Wednesday, May 08, 2013

Eiruvin 63a - Giving All One's Tzedaka to One Poor Person

The gemara says that one who gives all his gifts to one kohein will bring famine into the world. The implication clearly is that one must distribute the matnos kehuna among multiple people. The Maharsha asks that throughout shas we find a concept of מכירי כהונה which means a kohein who is accustomed to always receiving the gifts from a particular person, clearly implying that this was an accepted system. The Maharsha suggests that perhaps the prohibition of giving all gifts to one kohein is only for a king like Dovid who presumably had enough to distribute to many kohanim.

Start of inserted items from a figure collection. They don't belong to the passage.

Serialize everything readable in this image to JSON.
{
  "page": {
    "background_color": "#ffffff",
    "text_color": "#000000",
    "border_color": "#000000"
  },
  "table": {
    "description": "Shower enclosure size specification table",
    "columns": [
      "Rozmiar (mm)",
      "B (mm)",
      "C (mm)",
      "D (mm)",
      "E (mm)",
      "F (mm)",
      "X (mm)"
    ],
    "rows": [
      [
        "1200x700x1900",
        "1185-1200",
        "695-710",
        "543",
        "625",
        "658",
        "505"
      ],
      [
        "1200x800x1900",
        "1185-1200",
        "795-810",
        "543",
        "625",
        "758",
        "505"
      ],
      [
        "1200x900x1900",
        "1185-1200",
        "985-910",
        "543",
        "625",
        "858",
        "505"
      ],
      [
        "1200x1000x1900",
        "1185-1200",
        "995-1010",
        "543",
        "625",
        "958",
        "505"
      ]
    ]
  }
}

But for a regular person who generally has enough for only one kohein, he can always give everything to that kohein. However, the Maharsha points out that our gemara certainly doesn't seem to hold that because it makes a rule for everyone and not just for kings.
The Rashash points out that this halacha is not codified in the Rambam and suggests that perhaps it is because the concept of מכירי כהונה that we see throughout shas contradicts this gemara and overrides it. Based on the Rashash it would seem that lma'aseh it is fine to give all one's matnos kehuna to one kohein.
Would we apply this concept to tzedaka as well? Is there an issue with one who wants to give all his tzedaka to one particular poor person?
The Nodeh Beyehuda (kama, y.d. 81) uses this gemara as a source to not give sandakaos to the same person twice because there is a concept to distribute wealth and zechuyos to multiple people. If we would stretch this concept to sandakaos, it should certainly apply to tzedaka. The Nodeh Beyehuda seems to understand that we would pasken like this gemara and therefore we should say the same thing by tzedaka. Whereas, the Rashash seems to hold that we don't pasken like this gemara and therefore one can choose a poor person to whom he gives all his tzedaka.
The Magen Avrohom (Hil. Purim 695:12) writes that the reason that one must give matanos la'evyonim to two people as opposed to mishloach manos which is only to one person is because by aniyim there is a mitzvah to distribute to multiple aniyim rather than giving all the tzedaka to one individual. Presumably, the Magen Avrohom would draw his principal from our gemara, understanding that we do pasken like this, not like the Rashash. To elaborate on this point, the machatzis hashekel cites that Bach who says that if one has 100 gold coins, it's better to give 1 to 100 aniyim, rather than giving 100 to one because by giving to 100 aniyim you give life to 100 souls. The rationale that is offered by the Bach only makes sense if one would be giving a significant amount to each ani and enough to tend to their needs. However, if one has $100 which may be a significant give for 1 ani but not for 100, it would seem that even the bach and magen avrohom may agree that it is better to give it all to one person rather than distribute it to 100 poor people. The Pri Megadim seems to disagree with the magen avrohom and says that it is merely a technical diyuk from the pasuk which says matanos la'evyonim, implying multiple aniyim, but would not be a rule for tzedaka in general.
However, in Hilchos Tzedaka 257:9 the shulchan aruch writes that one should not give all his tzedaka to one poor person and the Be'er HaGola cites our gemara as the source. Clearly, the Shulchan Aruch holds that we do pasken like our gemara and doesn't consider the din of makirei kehuna to contradict it. Perhaps it is because makirei kehuna is assuming that one barely has enough matanos for one kohen, but if the has enough to provide many with a significant amount, he should be distributing his matanos and his tzedaka.